Martin Scorsese nimmt Superheldenfilme und KI ins Visier
"Es wird jetzt Generationen geben, die denken, dass Filme nur das sind – das ist es, was Filme sind."
Scorseses Abneigung gegen Superheldenfilme ist nichts Neues, und der Regisseur debattiert seit Jahren über das Phänomen, das zu einem so dominanten Faktor in der Filmwelt geworden ist, und jetzt ist es wieder soweit. Der 80-jährige Regisseur wurde von GQ anlässlich der Premiere seines neuen Films Killers of the Flower Moon interviewt, in dem er erneut zum Kampf gegen Superhelden aufrief und sagte:
"Die Gefahr besteht darin, was es mit unserer Kultur macht, denn es wird jetzt Generationen geben, die denken, dass Filme nur das sind – das ist es, was Filme sind."

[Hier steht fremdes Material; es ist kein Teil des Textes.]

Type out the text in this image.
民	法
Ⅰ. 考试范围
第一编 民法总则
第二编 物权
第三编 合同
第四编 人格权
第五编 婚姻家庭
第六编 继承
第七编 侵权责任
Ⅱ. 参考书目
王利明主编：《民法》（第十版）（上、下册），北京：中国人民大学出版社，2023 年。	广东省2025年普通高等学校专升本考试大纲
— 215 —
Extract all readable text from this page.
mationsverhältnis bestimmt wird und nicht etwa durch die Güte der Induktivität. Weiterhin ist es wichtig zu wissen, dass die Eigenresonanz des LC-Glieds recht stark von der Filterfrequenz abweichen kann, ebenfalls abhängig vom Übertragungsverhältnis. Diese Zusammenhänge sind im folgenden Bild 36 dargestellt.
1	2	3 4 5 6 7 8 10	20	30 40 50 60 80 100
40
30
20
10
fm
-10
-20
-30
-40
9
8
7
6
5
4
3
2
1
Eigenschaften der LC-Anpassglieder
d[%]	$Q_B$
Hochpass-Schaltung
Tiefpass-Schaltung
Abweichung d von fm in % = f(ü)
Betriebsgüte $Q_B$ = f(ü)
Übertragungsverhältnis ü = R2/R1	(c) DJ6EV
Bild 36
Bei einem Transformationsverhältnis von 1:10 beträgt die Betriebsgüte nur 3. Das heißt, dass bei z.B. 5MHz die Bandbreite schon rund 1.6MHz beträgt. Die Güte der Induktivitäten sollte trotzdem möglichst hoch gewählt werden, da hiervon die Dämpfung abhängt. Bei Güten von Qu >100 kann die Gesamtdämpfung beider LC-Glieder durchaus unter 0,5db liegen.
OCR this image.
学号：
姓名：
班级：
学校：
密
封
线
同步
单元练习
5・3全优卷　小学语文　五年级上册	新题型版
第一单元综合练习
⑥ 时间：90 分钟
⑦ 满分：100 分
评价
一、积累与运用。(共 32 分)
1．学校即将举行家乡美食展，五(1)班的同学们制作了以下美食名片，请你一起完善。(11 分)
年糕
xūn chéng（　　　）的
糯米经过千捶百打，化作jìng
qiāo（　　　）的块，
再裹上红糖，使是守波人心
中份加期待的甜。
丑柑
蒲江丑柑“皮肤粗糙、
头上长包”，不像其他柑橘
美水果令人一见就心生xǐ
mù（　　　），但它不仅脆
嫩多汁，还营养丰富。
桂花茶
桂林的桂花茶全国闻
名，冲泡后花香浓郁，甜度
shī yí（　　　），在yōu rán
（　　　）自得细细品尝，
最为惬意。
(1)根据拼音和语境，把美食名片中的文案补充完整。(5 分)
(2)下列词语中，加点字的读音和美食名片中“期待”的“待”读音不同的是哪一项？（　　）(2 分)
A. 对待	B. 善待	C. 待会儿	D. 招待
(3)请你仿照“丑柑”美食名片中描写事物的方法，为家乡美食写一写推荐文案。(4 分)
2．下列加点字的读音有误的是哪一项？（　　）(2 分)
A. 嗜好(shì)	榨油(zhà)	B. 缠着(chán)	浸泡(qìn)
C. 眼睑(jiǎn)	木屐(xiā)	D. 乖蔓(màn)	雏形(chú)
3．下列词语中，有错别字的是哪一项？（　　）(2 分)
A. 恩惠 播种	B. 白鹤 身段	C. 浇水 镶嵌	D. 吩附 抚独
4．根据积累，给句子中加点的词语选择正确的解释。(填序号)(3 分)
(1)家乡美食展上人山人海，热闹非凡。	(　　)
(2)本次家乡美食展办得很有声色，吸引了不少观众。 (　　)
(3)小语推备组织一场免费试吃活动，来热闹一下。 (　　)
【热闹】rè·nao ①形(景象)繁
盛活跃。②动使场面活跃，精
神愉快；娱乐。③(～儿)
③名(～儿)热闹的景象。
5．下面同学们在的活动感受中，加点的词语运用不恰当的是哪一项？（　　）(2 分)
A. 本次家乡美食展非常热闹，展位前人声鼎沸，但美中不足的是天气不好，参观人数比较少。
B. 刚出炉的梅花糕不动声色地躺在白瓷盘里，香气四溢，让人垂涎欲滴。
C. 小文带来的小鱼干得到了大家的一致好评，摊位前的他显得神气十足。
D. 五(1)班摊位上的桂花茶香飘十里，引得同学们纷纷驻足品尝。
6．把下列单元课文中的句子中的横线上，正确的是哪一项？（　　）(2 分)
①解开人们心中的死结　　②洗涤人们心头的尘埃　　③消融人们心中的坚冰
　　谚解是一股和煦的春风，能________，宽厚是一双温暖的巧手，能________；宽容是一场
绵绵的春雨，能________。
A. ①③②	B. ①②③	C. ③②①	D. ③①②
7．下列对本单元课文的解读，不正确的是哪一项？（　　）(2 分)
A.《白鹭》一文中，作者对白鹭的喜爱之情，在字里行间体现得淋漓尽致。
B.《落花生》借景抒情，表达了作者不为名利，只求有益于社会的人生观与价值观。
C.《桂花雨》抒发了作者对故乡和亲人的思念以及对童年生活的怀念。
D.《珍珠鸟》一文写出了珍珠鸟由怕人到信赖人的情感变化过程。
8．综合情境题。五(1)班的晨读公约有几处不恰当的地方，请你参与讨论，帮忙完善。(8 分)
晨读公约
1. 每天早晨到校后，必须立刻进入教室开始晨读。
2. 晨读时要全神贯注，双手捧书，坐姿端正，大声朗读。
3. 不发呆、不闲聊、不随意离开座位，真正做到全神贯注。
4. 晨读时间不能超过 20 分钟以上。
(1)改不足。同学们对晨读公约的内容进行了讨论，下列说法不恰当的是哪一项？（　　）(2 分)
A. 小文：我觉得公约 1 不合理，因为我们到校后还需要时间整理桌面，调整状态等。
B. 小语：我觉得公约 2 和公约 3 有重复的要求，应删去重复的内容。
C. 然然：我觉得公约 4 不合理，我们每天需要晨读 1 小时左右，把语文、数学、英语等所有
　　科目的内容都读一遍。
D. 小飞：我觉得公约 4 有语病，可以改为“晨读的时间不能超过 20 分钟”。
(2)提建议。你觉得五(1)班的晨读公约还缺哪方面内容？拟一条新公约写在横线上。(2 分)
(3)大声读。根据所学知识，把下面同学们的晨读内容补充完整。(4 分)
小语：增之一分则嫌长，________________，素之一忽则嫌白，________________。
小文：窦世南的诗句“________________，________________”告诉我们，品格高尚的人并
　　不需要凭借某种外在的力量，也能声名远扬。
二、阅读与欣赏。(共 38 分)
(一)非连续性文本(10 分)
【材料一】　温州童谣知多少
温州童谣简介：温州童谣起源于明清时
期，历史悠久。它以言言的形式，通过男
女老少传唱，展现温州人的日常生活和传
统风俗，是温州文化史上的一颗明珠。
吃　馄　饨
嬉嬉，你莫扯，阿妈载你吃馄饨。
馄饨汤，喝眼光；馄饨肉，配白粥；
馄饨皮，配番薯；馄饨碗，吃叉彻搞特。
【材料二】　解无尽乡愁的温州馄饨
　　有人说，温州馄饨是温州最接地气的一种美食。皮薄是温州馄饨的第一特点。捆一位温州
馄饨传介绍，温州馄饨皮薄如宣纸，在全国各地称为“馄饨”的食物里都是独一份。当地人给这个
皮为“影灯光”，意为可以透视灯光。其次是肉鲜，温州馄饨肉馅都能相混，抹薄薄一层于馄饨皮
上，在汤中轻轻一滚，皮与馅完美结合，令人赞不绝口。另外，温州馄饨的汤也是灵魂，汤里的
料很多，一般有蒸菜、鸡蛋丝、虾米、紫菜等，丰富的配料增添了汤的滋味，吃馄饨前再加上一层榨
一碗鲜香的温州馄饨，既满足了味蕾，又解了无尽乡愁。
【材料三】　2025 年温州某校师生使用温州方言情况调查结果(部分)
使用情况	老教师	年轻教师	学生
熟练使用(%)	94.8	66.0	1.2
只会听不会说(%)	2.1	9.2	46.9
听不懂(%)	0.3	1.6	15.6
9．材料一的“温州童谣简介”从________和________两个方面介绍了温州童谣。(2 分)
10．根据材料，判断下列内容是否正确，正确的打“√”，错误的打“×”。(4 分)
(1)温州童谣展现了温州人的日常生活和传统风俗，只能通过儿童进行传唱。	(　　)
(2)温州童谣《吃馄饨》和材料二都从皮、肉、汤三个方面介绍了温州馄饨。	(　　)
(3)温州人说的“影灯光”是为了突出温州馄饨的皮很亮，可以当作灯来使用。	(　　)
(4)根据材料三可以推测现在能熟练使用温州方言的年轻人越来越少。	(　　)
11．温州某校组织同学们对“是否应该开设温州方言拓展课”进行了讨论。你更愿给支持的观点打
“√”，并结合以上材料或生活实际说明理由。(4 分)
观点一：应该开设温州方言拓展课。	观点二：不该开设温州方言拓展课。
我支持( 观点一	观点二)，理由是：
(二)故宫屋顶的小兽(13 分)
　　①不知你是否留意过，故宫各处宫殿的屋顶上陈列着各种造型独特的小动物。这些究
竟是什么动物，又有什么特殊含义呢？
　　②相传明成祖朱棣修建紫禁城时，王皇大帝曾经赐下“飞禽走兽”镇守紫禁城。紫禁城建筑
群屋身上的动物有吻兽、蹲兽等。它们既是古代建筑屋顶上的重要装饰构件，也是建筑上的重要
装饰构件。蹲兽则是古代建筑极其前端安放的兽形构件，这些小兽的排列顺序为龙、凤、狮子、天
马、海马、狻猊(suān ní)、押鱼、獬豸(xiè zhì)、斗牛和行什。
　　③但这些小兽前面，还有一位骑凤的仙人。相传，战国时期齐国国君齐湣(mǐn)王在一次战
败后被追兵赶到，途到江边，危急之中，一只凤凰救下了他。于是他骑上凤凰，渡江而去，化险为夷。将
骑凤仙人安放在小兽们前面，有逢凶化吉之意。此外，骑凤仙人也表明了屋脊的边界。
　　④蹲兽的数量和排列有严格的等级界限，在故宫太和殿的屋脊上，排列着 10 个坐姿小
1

"Das heißt, wir müssen uns dann stärker wehren. Und es muss von der Basis kommen. Es muss von den Filmemachern selbst kommen. Und du wirst die Safdie-Brüder haben, und du wirst Chris Nolan haben, weißt du, was ich meine? Und sie von allen Seiten treffen."
"Geh raus und tu es. Erfinden Sie sich neu. Beschweren Sie sich nicht darüber. Aber es ist wahr, denn wir müssen das Kino retten." Kino könne alles sein, sagte Scorsese; Es musste nicht nur ernst sein. Manche mögen's heiß – das war zum Beispiel Kino. Aber: "Ich denke schon, dass die produzierten Inhalte nicht wirklich Kino sind."
Es war eine wirklich feurige Rede und er war sich auch über KI-erstellte Filme im Klaren, die er mit der Fabrikproduktion verglich, als er sagte:
"Es handelt sich um fabrizierte Inhalte. Es ist fast so, als würde KI einen Film machen. Und das bedeutet nicht, dass es keine unglaublichen Regisseure und Special-Effects-Leute gibt, die wunderschöne Kunstwerke machen. Aber was bedeutet das? Was bedeuten diese Filme, was werden sie dir geben? Abgesehen von einer Art Vollendung von etwas und es dann aus deinem Geist, deinem ganzen Körper zu eliminieren, weißt du? Also, was gibt es dir?"
Was denkst du über das, was Scorsese sagt, hat er Recht oder ist er nur alt und verbittert?